In kurzer Zeit wühlte er sich hoch: Weltranglistenplatz 269 anno 1988, Rang 100 anno 1989. 1990 gewann er seinen bis Sonntag einzigen Titel in Memphis und wurde Nummer 42. 1991 schließlich der große Durchbruch: Finale in Adelaide, Sydney und Memphis. Bei den French Open in Paris unterlag er im Halbfinale dem späteren Sieger Jim Courier und hievte sich auf Nummer sieben. Der Push an die Spitze kam so unauffällig, daß er sogar von den meisten Fachleuten im Ausland kaum registriert wurde. Um so mehr summte es nach dem Halbfinale wie im Bienenkorb. Die große Frage: „Who the hell ist Maikel Stitsch?“

Das Geheimnis des unaufhaltsamen Aufstiegs der jetzigen Nummer vier der Welt liegt stark an in seiner beinharten Konsequenz und Konzentrationsfähigkeit. Den größten Anteil jedoch hat sein überaus starkes Selbstbewußtsein. Beispiel: „Natürlich lese ich die Zeitungen.

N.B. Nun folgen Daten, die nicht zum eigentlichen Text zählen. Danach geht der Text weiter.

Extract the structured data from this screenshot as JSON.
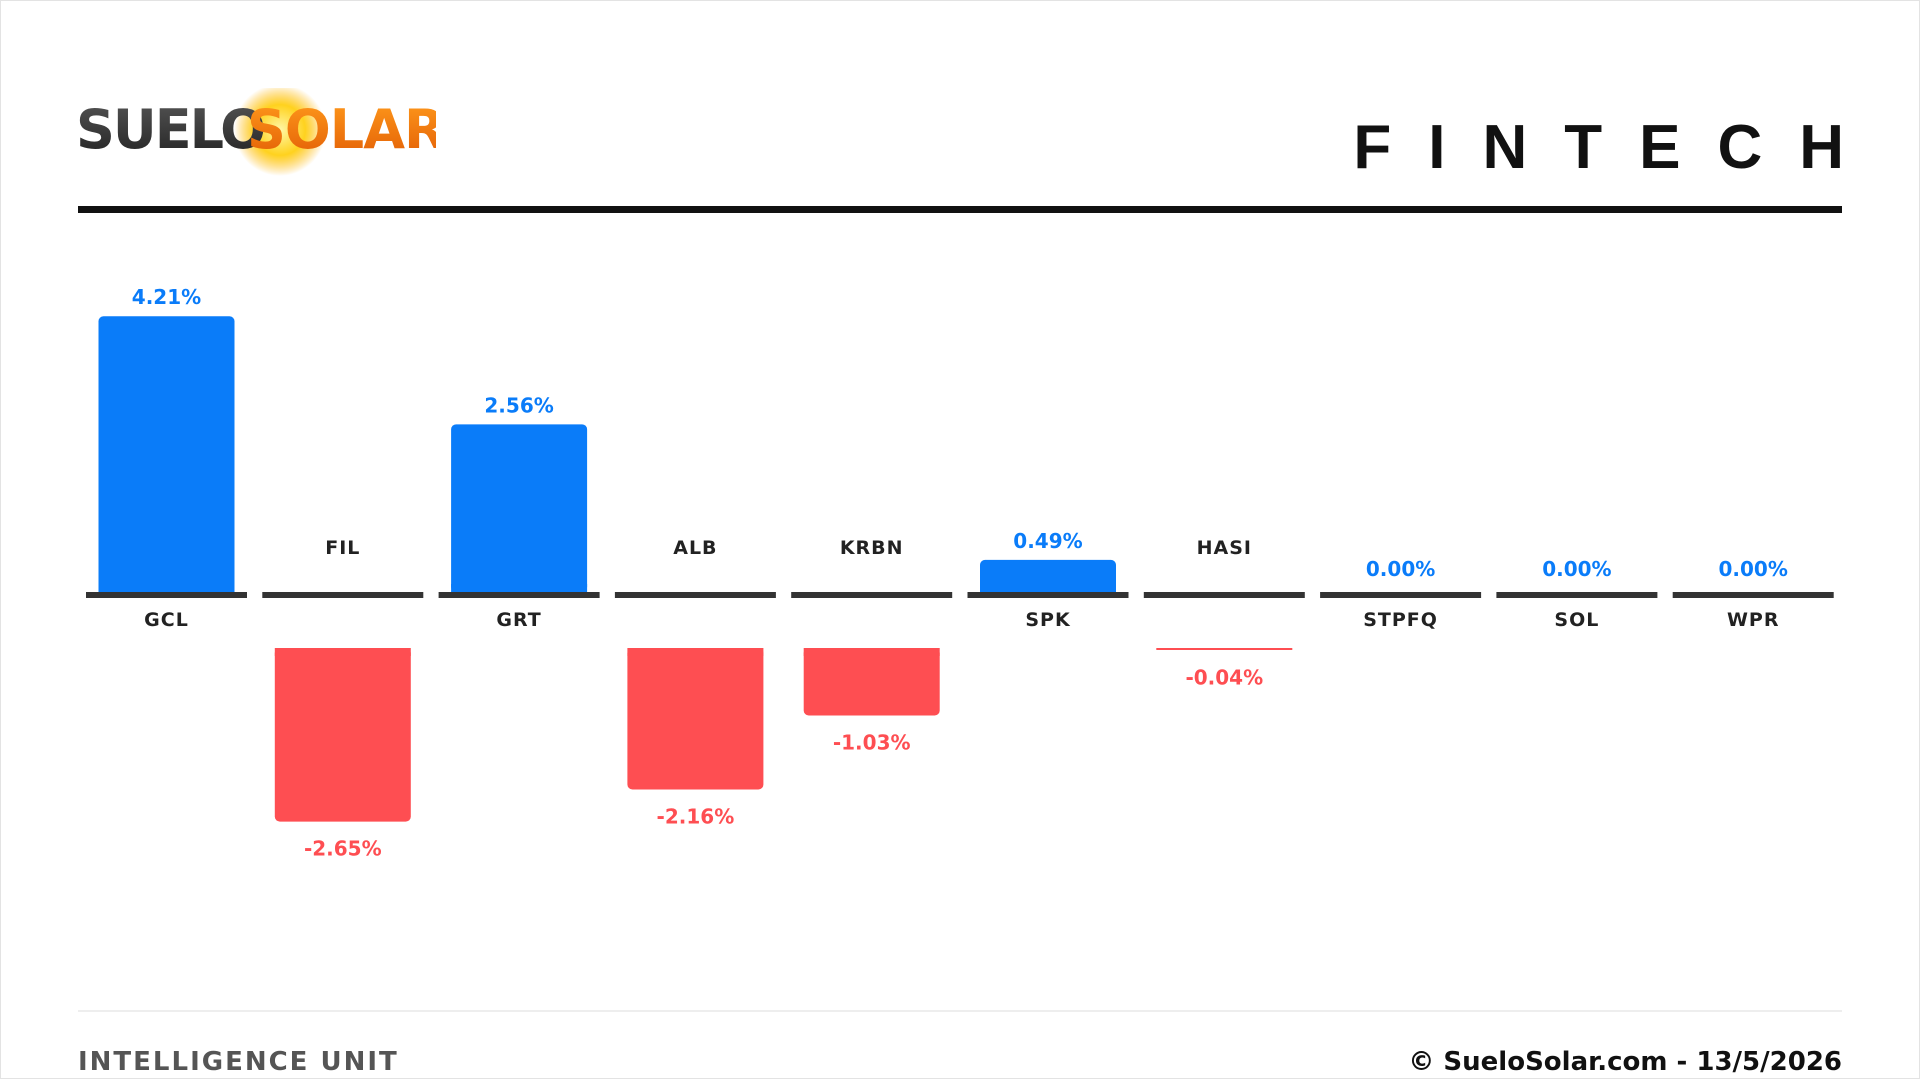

Aber letztendlich ist es mir egal, was Leute über mich schreiben, die mich gar nicht kennen.“ Weil die Sache mit der Presse jedoch nicht ganz so einfach ist, will der begeisterte Golfspieler hier die Linie von Becker fahren: „Der Boris weiß mittlerweile, wie das geht.“

Wie Wimbledon-Sieg geht, weiß der Allround-Spieler mit Vorliebe für Serve and Volley nunmehr selbst. „Ich hätte nie im Traum daran gedacht, hier gewinnen zu können. Aber jetzt, wo ich gewonnen habe, kann ich mit der Veränderung umgehen. Ich will auf jeden Fall der Alte beiben.“ Der 1,92 Meter große Schlacks mit dem rasend schnellen Aufschlag lebt ohnehin mit skurrilen Widersprüchen: Daheim in Elmshorn nennt man ihn „den Kleinen“, und sein Lieblingsbuch, von dem er „so viel gelernt hat“ heißt Die Entdeckung der Langsamkeit. Hohn und Spott in Beckers Ohren.